In 1945, noted sociologist, Oscar Lewis, wrote a series of articles based on a survey of rural conditions and home life in Bell County. One article appeared in the Belton Journal, October 11, 1945. He said, “The impact of the war on Bell County has been profound. Large- scale enterprises employing thousands of workers have come into or near the county since the war. The most important of these are Camp Hood, the McCloskey General Hospital, and the Bluebonnet Ordnance Plant in McGregor. These establishments… have created a great demand for labor and have drawn larger numbers away from the farms. It is estimated that approximately 400 farms have been abandoned since the war. Despite the movement away from the farms and the resultant farm labor shortage, crop acreage and production in 1944 was about equal to that of 1940. This was accomplished by increased mechanization and recruiting townspeople and soldiers’ wives to help with harvesting and cotton picking.
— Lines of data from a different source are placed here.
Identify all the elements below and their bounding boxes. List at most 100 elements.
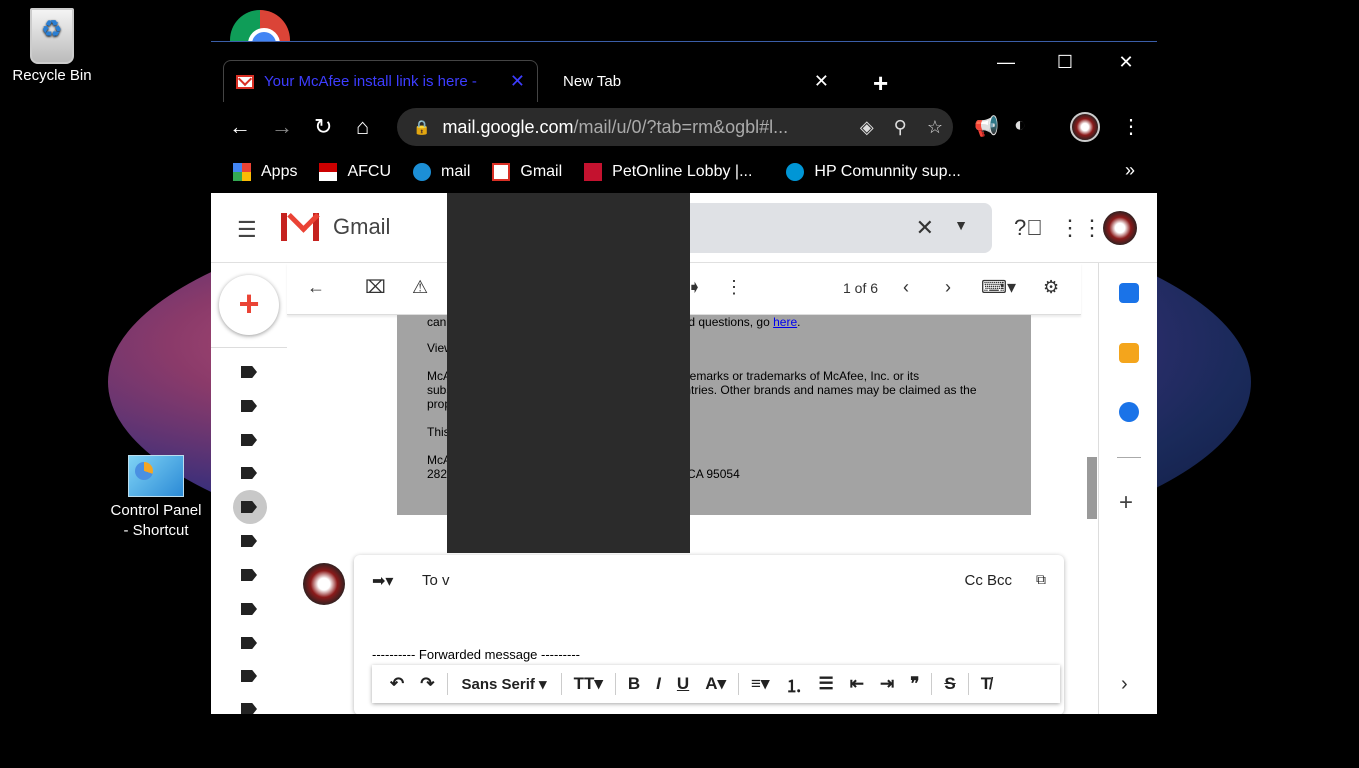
text-size-icon[interactable]: TT▾	[574, 674, 603, 694]
dark-mode-extension-icon[interactable]: ◐	[1014, 114, 1026, 137]
extension-diamond-icon[interactable]: ◈	[860, 117, 874, 138]
tab-mcafee-email[interactable]: Your McAfee install link is here - ✕	[223, 60, 538, 102]
left-navigation: +	[211, 263, 287, 714]
reload-icon[interactable]: ↻	[314, 114, 332, 140]
strikethrough-icon[interactable]: S	[944, 674, 955, 694]
tab-new-tab[interactable]: New Tab ✕	[541, 60, 841, 102]
keep-icon[interactable]	[1119, 343, 1139, 363]
quote-icon[interactable]: ❞	[910, 674, 919, 694]
maximize-button[interactable]: ☐	[1045, 52, 1085, 73]
account-avatar[interactable]	[1103, 211, 1137, 245]
get-addons-plus-icon[interactable]: +	[1119, 489, 1133, 517]
clear-search-icon[interactable]: ✕	[916, 215, 934, 241]
lock-icon: 🔒	[413, 118, 431, 135]
popout-icon[interactable]: ⧉	[1036, 571, 1046, 588]
input-tools-icon[interactable]: ⌨▾	[981, 277, 1016, 298]
new-tab-plus-icon[interactable]: +	[873, 68, 888, 99]
google-apps-icon[interactable]: ⋮⋮	[1059, 215, 1103, 241]
toolbar-separator	[446, 673, 448, 695]
help-icon[interactable]: ?⃝	[1014, 215, 1043, 241]
label-icon[interactable]	[241, 670, 257, 682]
older-chevron-icon[interactable]: ›	[945, 277, 951, 298]
bookmark-star-icon[interactable]: ☆	[927, 117, 943, 138]
gmail-m-icon	[281, 213, 319, 241]
zoom-icon[interactable]: ⚲	[894, 117, 907, 138]
forward-compose-box: ➡▾ To v Cc Bcc ⧉ ---------- Forwarded me…	[354, 555, 1064, 714]
label-icon[interactable]	[241, 703, 257, 714]
bookmark-gmail[interactable]: Gmail	[492, 163, 562, 181]
forward-type-icon[interactable]: ➡▾	[372, 571, 393, 591]
afcu-flag-icon	[319, 163, 338, 181]
to-field[interactable]: To v	[422, 572, 450, 589]
bookmark-afcu[interactable]: AFCU	[319, 163, 391, 181]
home-icon[interactable]: ⌂	[356, 114, 369, 140]
close-window-button[interactable]: ✕	[1106, 52, 1146, 73]
label-icon[interactable]	[241, 434, 257, 446]
browser-menu-icon[interactable]: ⋮	[1121, 114, 1141, 139]
label-icon[interactable]	[241, 637, 257, 649]
address-bar[interactable]: 🔒 mail.google.com/mail/u/0/?tab=rm&ogbl#…	[397, 108, 953, 146]
remove-formatting-icon[interactable]: T̸	[981, 674, 991, 694]
bookmark-hp-community[interactable]: HP Comunnity sup...	[786, 163, 961, 181]
url-text: mail.google.com/mail/u/0/?tab=rm&ogbl#l.…	[442, 116, 789, 137]
calendar-icon[interactable]	[1119, 283, 1139, 303]
outdent-icon[interactable]: ⇤	[850, 674, 864, 694]
more-actions-icon[interactable]: ⋮	[725, 277, 743, 298]
bulleted-list-icon[interactable]: ☰	[818, 674, 833, 694]
italic-icon[interactable]: I	[656, 674, 661, 694]
label-icon[interactable]	[241, 366, 257, 378]
megaphone-extension-icon[interactable]: 📢	[974, 114, 999, 139]
undo-icon[interactable]: ↶	[390, 674, 404, 694]
search-options-icon[interactable]: ▼	[954, 217, 968, 233]
bookmark-mail[interactable]: mail	[413, 163, 470, 181]
underline-icon[interactable]: U	[677, 674, 689, 694]
report-spam-icon[interactable]: ⚠	[412, 277, 428, 298]
tasks-icon[interactable]	[1119, 402, 1139, 422]
back-to-inbox-icon[interactable]: ←	[307, 277, 325, 298]
att-globe-icon	[413, 163, 432, 181]
chrome-window: Your McAfee install link is here - ✕ New…	[211, 41, 1157, 714]
font-select[interactable]: Sans Serif ▾	[462, 675, 547, 693]
align-icon[interactable]: ≡▾	[751, 674, 769, 694]
bookmark-petonline[interactable]: PetOnline Lobby |...	[584, 163, 752, 181]
profile-avatar[interactable]	[1070, 112, 1100, 142]
message-scrollbar[interactable]	[1087, 457, 1097, 519]
forward-arrow-icon[interactable]: →	[271, 114, 293, 140]
gmail-wordmark: Gmail	[333, 214, 391, 239]
label-icon[interactable]	[241, 535, 257, 547]
numbered-list-icon[interactable]: ⒈	[785, 672, 802, 697]
close-tab-icon[interactable]: ✕	[510, 71, 525, 92]
settings-gear-icon[interactable]: ⚙	[1043, 277, 1059, 298]
remove-label-icon[interactable]: ⌧	[365, 277, 386, 298]
forwarded-message-header: ---------- Forwarded message ---------	[372, 647, 580, 662]
label-icon[interactable]	[241, 467, 257, 479]
desktop: Recycle Bin Control Panel - Shortcut You…	[0, 0, 1359, 768]
close-tab-icon[interactable]: ✕	[814, 71, 829, 92]
minimize-button[interactable]: —	[986, 52, 1026, 73]
main-menu-icon[interactable]: ☰	[237, 217, 257, 243]
toolbar-separator	[614, 673, 616, 695]
bold-icon[interactable]: B	[628, 674, 640, 694]
compose-button[interactable]: +	[219, 275, 279, 335]
gmail-icon	[492, 163, 511, 181]
label-icon[interactable]	[241, 400, 257, 412]
indent-icon[interactable]: ⇥	[880, 674, 894, 694]
here-link[interactable]: here	[773, 315, 797, 329]
label-icon[interactable]	[241, 603, 257, 615]
recycle-bin-label: Recycle Bin	[12, 67, 92, 84]
show-side-panel-chevron-icon[interactable]: ›	[1121, 673, 1128, 696]
control-panel-shortcut[interactable]: Control Panel - Shortcut	[106, 455, 206, 541]
compose-plus-icon: +	[238, 283, 260, 324]
text-color-icon[interactable]: A▾	[705, 674, 726, 694]
gmail-logo[interactable]: Gmail	[281, 213, 390, 241]
bookmarks-bar: Apps AFCU mail Gmail PetOnline Lobby |..…	[211, 152, 1157, 192]
back-arrow-icon[interactable]: ←	[229, 114, 251, 140]
cc-bcc-link[interactable]: Cc Bcc	[964, 572, 1012, 589]
bookmark-apps[interactable]: Apps	[233, 163, 297, 181]
recycle-bin-shortcut[interactable]: Recycle Bin	[2, 8, 102, 86]
bookmarks-overflow-icon[interactable]: »	[1125, 160, 1135, 181]
toolbar-separator	[931, 673, 933, 695]
label-icon[interactable]	[241, 569, 257, 581]
redo-icon[interactable]: ↷	[420, 674, 434, 694]
newer-chevron-icon[interactable]: ‹	[903, 277, 909, 298]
Farmers are working harder and farmers’ wives are taking on a much greater share of the farm work. If Camp Hood and the McCloskey General Hospital continue to operate for many years after the war, as is expected, it will mean that a larger number of in-migrants will continue to come to the county, and this in turn will prolong the prosperity of the larger towns.
In 1946, the Veterans Administration took control of the hospital. In 1967, the hospital buildings were modernized and dedicated. In the early 1980’s the hospital became affiliated with Texas A&M University College of Medicine. By the mid-1990’s the center added a nursing home care unit, a $25-million clinical expansion project, a new domiciliary, and a satellite out-patient clinic in Austin. At that time, the hospital boasted a staff of more than 14,000 which included more than 80 physicians and an active community volunteer program. It had a capacity of 510 hospital beds, 120 nursing home beds, and 408 domiciliary beds. The number of annual hospital admissions at that time was more than 8,000 with 190,000 out-patient visits.
Sources
Karimkhani, Denise. For Us the Living: a History of US Army McCloskey General Hospital, Temple, Texas, 2020.